Application is not authenticating the virtual users of jmeter script and in logs printing "anonymousUser"

Question

I recorded my script in badboy and convert it in JMeter. My script like: enter image description here

when run this script for 1 user then application is not authorizing the user and following exception thrown in logs:

DEBUG: access.intercept.FilterSecurityInterceptor - Previously Authenticated: org.springframework.security.authentication.AnonymousAuthenticationToken@: Principal: anonymousUser; Credentials: [PROTECTED]; Authenticated: true; Details: org.springframework.security.web.authentication.WebAuthenticationDetails@0: RemoteIpAddress: ; SessionId: ; Granted Authorities: ROLE_ANONYMOUS DEBUG: access.vote.AffirmativeBased - Voter: org.springframework.security.access.vote.RoleVoter@514020c0, returned: -1 DEBUG: access.vote.AffirmativeBased - Voter: org.springframework.security.access.vote.AuthenticatedVoter@502dc360, returned: 0 DEBUG: web.access.ExceptionTranslationFilter - Access is denied (user is anonymous); redirecting to authentication entry point org.springframework.security.access.AccessDeniedException: Access is denied

And when i access the web application and login with same user then it authorizing the same user and print following trace in log:

DEBUG: access.intercept.FilterSecurityInterceptor - Previously Authenticated: org.springframework.security.authentication.UsernamePasswordAuthenticationToken@: Principal: com.A.B.C.D.User@6d513c13; Credentials: [PROTECTED]; Authenticated: true; Details: com.A.B.C.D.E.UserAuthenticationDetails@0: RemoteIpAddress: ; SessionId: ; Granted Authorities: LEARNER DEBUG: access.vote.AffirmativeBased - Voter: org.springframework.security.access.vote.RoleVoter@514020c0, returned: 1 DEBUG: access.intercept.FilterSecurityInterceptor - Authorization successful DEBUG: access.intercept.FilterSecurityInterceptor - RunAsManager did not change Authentication object

But in JMeter my test was not marked fail and all the samplers went successful and return 200.
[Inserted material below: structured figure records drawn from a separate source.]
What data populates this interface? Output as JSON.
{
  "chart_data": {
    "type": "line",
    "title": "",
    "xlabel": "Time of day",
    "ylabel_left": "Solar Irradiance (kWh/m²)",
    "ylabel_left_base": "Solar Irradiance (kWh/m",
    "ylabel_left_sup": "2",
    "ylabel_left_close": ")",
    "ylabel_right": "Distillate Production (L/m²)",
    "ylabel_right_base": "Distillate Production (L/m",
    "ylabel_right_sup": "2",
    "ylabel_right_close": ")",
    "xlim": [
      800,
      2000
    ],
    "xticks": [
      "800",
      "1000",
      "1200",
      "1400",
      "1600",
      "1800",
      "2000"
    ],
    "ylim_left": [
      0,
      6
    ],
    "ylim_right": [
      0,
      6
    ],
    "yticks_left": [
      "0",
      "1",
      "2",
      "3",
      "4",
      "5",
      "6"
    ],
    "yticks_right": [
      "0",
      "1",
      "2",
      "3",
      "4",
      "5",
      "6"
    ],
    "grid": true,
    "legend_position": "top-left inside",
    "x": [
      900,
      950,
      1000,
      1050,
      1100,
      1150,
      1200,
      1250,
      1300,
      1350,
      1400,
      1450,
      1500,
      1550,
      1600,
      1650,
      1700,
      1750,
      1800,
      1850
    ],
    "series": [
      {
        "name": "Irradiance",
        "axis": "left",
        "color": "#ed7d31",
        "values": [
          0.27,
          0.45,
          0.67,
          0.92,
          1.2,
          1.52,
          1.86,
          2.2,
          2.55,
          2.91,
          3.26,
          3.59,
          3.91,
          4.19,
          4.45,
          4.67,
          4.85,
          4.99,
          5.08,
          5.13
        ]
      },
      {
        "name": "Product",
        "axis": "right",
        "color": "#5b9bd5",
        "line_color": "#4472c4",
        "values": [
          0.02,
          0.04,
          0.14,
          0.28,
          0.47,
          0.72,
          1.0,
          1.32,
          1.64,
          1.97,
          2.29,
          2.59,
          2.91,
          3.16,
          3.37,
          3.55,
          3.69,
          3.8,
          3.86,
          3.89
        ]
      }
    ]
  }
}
Could anyone please help me! thanks.

Answer 1

Record and replay is not something which will work in 100% of times, most likely you will have to manually "tune" your script to perform correlation and parameterization.

• Correlation: the process of handling dynamic parameters (web application developers use them for tracking user status or protecting from CSRF attacks), detecting them is quite easy: just record your test 2 times and compare the recorded requests. Values which will be different need to be correlated, i.e. you need to extract them from previous response with the Regular Expression Extractor and use the generated JMeter Variable instead of hard-coded value in the next request
• Parameterization: you are not going to run your load test with 1 virtual user, do you? You should be using as many username/password combinations as many users you are targeting to mimic. Normally people use CSV Data Set Config for holding this type of data. Again, you will need to replace the recorded values with the variables from the CSV file

Once done run your test with 1 - 2 virtual users/iterations and carefully inspect request and response details in the View Results Tree listener to ensure that your test works fine.

With regards to in JMeter my test was not marked fail, JMeter treats HTTP responses with status code below 400 as successful, so even if you have hundreds of exceptions in bold and red but HTTP Status Code is 200 - JMeter will mark the result "green". You can use Response Assertion in order to add some failure criteria to JMeter tests, i.e. for logged in user text like Welcome, ${username} is expected, etc.